De St. Paul a Wall St.
El gran producto de exportación que España ha colocado este año en los mercados mundiales ha sido la protesta de los indignados, nacida en marzo pasado en la Puerta del Sol. Se propagó con rapidez por la Europa azotada por la crisis, y ha cruzado el Atlántico hasta Nueva York. El pasado jueves cientos de manifestantes marcharon nuevamente por el distrito financiero neoyorquino, Wall Street, que simboliza para algunos el capitalismo más depredador. El objetivo de los que protestaban por la falta de trabajo y oportunidades era impedir que sonara a las 9.30 la campana que anuncia el comienzo de las transacciones bursátiles, aunque la fuerza pública, con un aparatoso equipo antidisturbios y la detención de 240 manifestantes, pudo mantener abierto el acceso a la catedral de las finanzas. La protesta quería marcar sus dos meses de vida con un día de acción nacional.

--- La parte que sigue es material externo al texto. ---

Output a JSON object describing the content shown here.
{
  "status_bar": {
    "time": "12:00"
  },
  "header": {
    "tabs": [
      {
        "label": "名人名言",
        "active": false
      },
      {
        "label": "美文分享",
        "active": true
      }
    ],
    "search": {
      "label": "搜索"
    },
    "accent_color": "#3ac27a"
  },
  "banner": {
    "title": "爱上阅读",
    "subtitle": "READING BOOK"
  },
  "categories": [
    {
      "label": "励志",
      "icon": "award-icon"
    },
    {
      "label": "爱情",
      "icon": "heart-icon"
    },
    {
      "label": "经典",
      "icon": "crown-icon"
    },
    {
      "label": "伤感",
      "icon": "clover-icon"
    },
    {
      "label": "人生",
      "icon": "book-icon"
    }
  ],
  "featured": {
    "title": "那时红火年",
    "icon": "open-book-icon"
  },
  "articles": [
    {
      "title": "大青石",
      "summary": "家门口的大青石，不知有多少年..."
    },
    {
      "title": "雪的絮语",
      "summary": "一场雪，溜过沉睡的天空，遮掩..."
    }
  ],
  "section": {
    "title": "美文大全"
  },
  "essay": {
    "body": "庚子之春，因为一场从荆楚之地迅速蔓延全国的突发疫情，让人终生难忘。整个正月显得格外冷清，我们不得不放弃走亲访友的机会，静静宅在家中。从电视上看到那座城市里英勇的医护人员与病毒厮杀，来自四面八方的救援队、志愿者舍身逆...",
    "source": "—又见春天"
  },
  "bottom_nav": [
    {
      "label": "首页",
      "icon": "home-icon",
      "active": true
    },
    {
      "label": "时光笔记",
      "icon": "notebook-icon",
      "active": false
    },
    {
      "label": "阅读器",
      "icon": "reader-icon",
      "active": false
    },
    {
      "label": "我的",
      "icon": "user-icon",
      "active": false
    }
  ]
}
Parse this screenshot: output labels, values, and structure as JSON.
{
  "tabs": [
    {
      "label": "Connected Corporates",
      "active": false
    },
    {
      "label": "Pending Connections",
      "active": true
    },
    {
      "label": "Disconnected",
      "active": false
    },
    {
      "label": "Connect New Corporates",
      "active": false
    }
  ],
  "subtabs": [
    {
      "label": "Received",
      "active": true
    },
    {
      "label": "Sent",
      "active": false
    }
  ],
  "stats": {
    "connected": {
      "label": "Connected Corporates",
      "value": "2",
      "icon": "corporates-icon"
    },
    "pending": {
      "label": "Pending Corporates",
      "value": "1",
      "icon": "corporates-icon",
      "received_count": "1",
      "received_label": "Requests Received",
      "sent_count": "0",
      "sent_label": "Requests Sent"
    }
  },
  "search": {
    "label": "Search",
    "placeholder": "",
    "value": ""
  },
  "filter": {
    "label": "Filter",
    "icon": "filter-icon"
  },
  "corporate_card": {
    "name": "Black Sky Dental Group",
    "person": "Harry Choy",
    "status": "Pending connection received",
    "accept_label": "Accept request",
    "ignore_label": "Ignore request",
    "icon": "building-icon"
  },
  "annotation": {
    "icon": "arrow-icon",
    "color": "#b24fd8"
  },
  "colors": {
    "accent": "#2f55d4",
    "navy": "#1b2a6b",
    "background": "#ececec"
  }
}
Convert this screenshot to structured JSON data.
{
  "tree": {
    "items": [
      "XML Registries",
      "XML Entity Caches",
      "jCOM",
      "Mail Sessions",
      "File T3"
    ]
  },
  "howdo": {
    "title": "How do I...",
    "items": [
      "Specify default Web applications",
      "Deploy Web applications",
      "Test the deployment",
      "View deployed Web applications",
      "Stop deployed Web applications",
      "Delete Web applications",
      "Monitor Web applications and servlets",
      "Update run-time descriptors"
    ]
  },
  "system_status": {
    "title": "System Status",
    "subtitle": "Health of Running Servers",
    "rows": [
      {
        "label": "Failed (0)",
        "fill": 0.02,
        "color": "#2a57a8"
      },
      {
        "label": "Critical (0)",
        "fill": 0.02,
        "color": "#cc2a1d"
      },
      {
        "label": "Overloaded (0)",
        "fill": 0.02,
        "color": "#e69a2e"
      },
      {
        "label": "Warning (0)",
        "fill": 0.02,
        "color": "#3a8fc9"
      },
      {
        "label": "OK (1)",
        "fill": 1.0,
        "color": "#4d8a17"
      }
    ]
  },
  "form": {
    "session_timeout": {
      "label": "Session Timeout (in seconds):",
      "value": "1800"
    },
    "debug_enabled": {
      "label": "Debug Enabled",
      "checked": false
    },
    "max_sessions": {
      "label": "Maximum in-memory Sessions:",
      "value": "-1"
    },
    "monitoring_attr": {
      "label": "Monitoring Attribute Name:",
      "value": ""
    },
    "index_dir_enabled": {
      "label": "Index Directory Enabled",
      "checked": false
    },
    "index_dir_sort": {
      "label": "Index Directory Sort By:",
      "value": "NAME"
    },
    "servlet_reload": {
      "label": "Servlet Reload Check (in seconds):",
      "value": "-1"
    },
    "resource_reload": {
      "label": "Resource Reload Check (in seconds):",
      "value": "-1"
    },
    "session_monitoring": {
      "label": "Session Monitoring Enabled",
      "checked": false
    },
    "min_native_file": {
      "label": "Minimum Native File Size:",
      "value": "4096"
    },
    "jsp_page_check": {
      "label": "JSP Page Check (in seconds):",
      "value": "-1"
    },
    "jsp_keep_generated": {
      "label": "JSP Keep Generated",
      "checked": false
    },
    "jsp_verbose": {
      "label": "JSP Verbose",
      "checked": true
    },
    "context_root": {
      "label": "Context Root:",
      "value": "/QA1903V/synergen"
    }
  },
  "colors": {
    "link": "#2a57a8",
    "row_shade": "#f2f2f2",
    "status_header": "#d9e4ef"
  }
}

Igualmente en Londres se mantenía la protesta de centenares de indignados británicos acampados en terrenos anejos a otra catedral, esta la anglicana de Saint Paul, en desafío de una orden judicial de expulsión, que, sin embargo, tardará semanas o meses en tramitarse. Y el movimiento, como el neoyorquino, tiene como objetivo ocupar la Bolsa de Londres.
El movimiento de los indignados anglosajones -como en España o Europa- suscita la simpatía de gran parte de la sociedad, aunque la protesta implique molestias y daños para algunos ciudadanos. Esa acción popular expresa un profundo descrédito de la cosa política; una fatiga ciudadana ante una corrupción de la que ningún país se libra y ante el ofensivo espectáculo de una riqueza desaforada que se codea con unas básicas carencias del ser humano que el capitalismo no ha sabido resolver. La indignación está más que justificada, pese a que en ocasiones sea discutible su forma de producirse. Los árboles no deben, en este caso, impedirnos ver el bosque.